A la derecha se encendió una lucecita, seguramente una explosión del cohete portátil de Kramer. No, no voy a disparar más sin sentido. Estaba completamente desorientado. Y he aquí que en el momento crítico de mi desesperación, vi la Estrella Ketz en el lugar que menos esperaba. En mi alegría, sin darme cuenta, disparé mis cohetes y empecé otra vez a dar volteretas. Me entró miedo de verdad. Estos ejercicios de circo no eran para mí… Y de pronto algo me golpeó una pierna, luego el brazo. ¿No será un asteroide…? Si mis vestidos se rompen me convertiré instantáneamente en un pedazo de hielo y me asfixiaré… Sentí un hormigueo por todo el cuerpo. ¿Será posible? ¿Puede ser que tenga un agujero en mis vestidos y por allí penetra el frío interplanetario? Sentí que me asfixiaba. El brazo derecho está sujeto por algo. Oigo un golpe en la escafandra y luego la voz apagada de Kramer:
— Por fin le alcanzo. Me ha dado usted trabajo… Yo le creía más diestro. No dispare más, por favor. Saltaba usted de un lado a otro como un petardo de pirotécnica. Por poco le pierdo de vista. Podía perderse por completo.
Kramer apartó mi capa blanca, en la cual me había enredado por completo, y los rayos vivificantes del Sol me calentaron rápidamente. El aparato de oxígeno estaba en buenas condiciones, pero yo casi no respiraba debido a la excitación. Kramer me tomó por los sobacos, como en mi primera salida al espacio, disparó a la izquierda, a la derecha, hacia atrás. Y volamos. Sin embargo, yo no notaba el movimiento, veía sólo que «el universo estaba en su lugar». Que la Estrella Ketz parecía que caía hacia abajo y que a nuestro encuentro venía la estrella del observatorio. Su luz se encendía más y más viva, como la de una estrella variable.
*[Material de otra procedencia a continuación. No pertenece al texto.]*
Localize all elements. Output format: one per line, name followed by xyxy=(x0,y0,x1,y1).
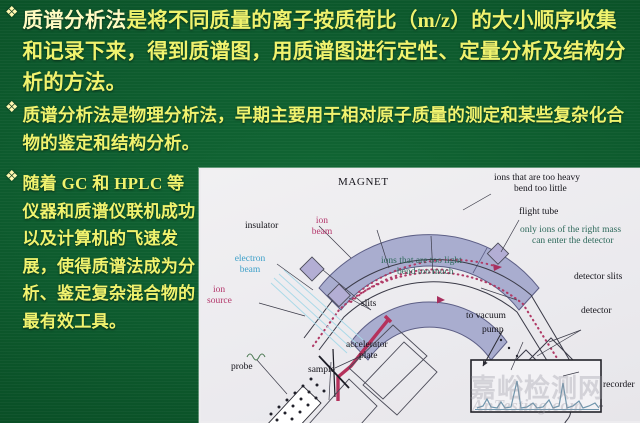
bullet-text-3: 随着 GC 和 HPLC 等仪器和质谱仪联机成功以及计算机的飞速发展，使得质谱法… xyxy=(22,170,200,335)
slide-canvas: ❖ 质谱分析法是将不同质量的离子按质荷比（m/z）的大小顺序收集和记录下来，得到… xyxy=(0,0,640,423)
label-flight-tube: flight tube xyxy=(519,207,558,218)
label-accelerator-line2: plate xyxy=(359,351,377,362)
label-too-light-line1: ions that are too light xyxy=(381,256,462,267)
filament-coil xyxy=(247,354,265,360)
label-recorder: recorder xyxy=(603,380,635,391)
bullet-marker-icon: ❖ xyxy=(5,170,18,185)
bullet-item-3: ❖ 随着 GC 和 HPLC 等仪器和质谱仪联机成功以及计算机的飞速发展，使得质… xyxy=(5,170,200,335)
mass-spectrometer-diagram: MAGNET ion beam insulator electron beam … xyxy=(199,168,640,423)
bullet-text-2: 质谱分析法是物理分析法，早期主要用于相对原子质量的测定和某些复杂化合物的鉴定和结… xyxy=(22,101,637,157)
bullet-highlight-1: 质谱分析法 xyxy=(22,10,126,32)
label-detector: detector xyxy=(581,306,612,317)
label-vacuum-line2: pump xyxy=(482,325,504,336)
label-right-mass-line2: can enter the detector xyxy=(532,236,614,247)
label-ion-source-line2: source xyxy=(207,296,232,307)
label-vacuum-line1: to vacuum xyxy=(466,311,506,322)
label-ion-source-line1: ion xyxy=(213,285,225,296)
bullet-item-1: ❖ 质谱分析法是将不同质量的离子按质荷比（m/z）的大小顺序收集和记录下来，得到… xyxy=(5,6,637,99)
slit-plate-1 xyxy=(300,257,324,281)
label-electron-beam-line2: beam xyxy=(223,265,277,276)
label-right-mass-line1: only ions of the right mass xyxy=(520,225,621,236)
label-too-light-line2: bend too much xyxy=(397,267,453,278)
label-sample: sample xyxy=(308,365,335,376)
label-detector-slits: detector slits xyxy=(574,272,622,283)
bullet-text-1: 质谱分析法是将不同质量的离子按质荷比（m/z）的大小顺序收集和记录下来，得到质谱… xyxy=(22,6,637,99)
label-too-heavy-line1: ions that are too heavy xyxy=(494,173,580,184)
label-slits: slits xyxy=(361,299,376,310)
bullet-marker-icon: ❖ xyxy=(5,6,18,21)
label-electron-beam-line1: electron xyxy=(219,254,281,265)
bullet-marker-icon: ❖ xyxy=(5,101,18,116)
diagram-surface: MAGNET ion beam insulator electron beam … xyxy=(201,170,640,421)
label-ion-beam-line1: ion xyxy=(302,216,342,227)
label-probe: probe xyxy=(231,362,253,373)
bullet-item-2: ❖ 质谱分析法是物理分析法，早期主要用于相对原子质量的测定和某些复杂化合物的鉴定… xyxy=(5,101,637,157)
label-insulator: insulator xyxy=(245,221,278,232)
label-ion-beam-line2: beam xyxy=(298,227,346,238)
label-too-heavy-line2: bend too little xyxy=(514,184,567,195)
diagram-vector xyxy=(201,170,640,423)
label-magnet: MAGNET xyxy=(338,177,389,188)
label-accelerator-line1: accelerator xyxy=(346,340,388,351)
Pronto pude distinguir el aspecto exterior del observatorio. Era una construcción extraordinaria. Imagínense un tetraedro regular: en el que todas sus caras son triángulos. En los extremos de estas pirámides triangulares, hay anexionadas grandes esferas metálicas con infinidad de ventanas redondas. Las esferas están unidas entre sí por tubos. Como supe después, estos tubos sirven como corredores para pasar de una esfera a otra. En las esferas se han erigido telescopios reflectores. Enormes espejos cóncavos están unidos a las esferas con ligeras armazones de aluminio. El tubo telescópico usado en la Tierra no existe en el telescopio «celeste». Aquí no es necesario: no hay atmósfera y por esto no hay dispersión de la luz. Además de los gigantescos telescopios, encima de las esferas se elevan otros instrumentos astronómicos relativamente pequeños: espectógrafos, astrógrafos y heliógrafos.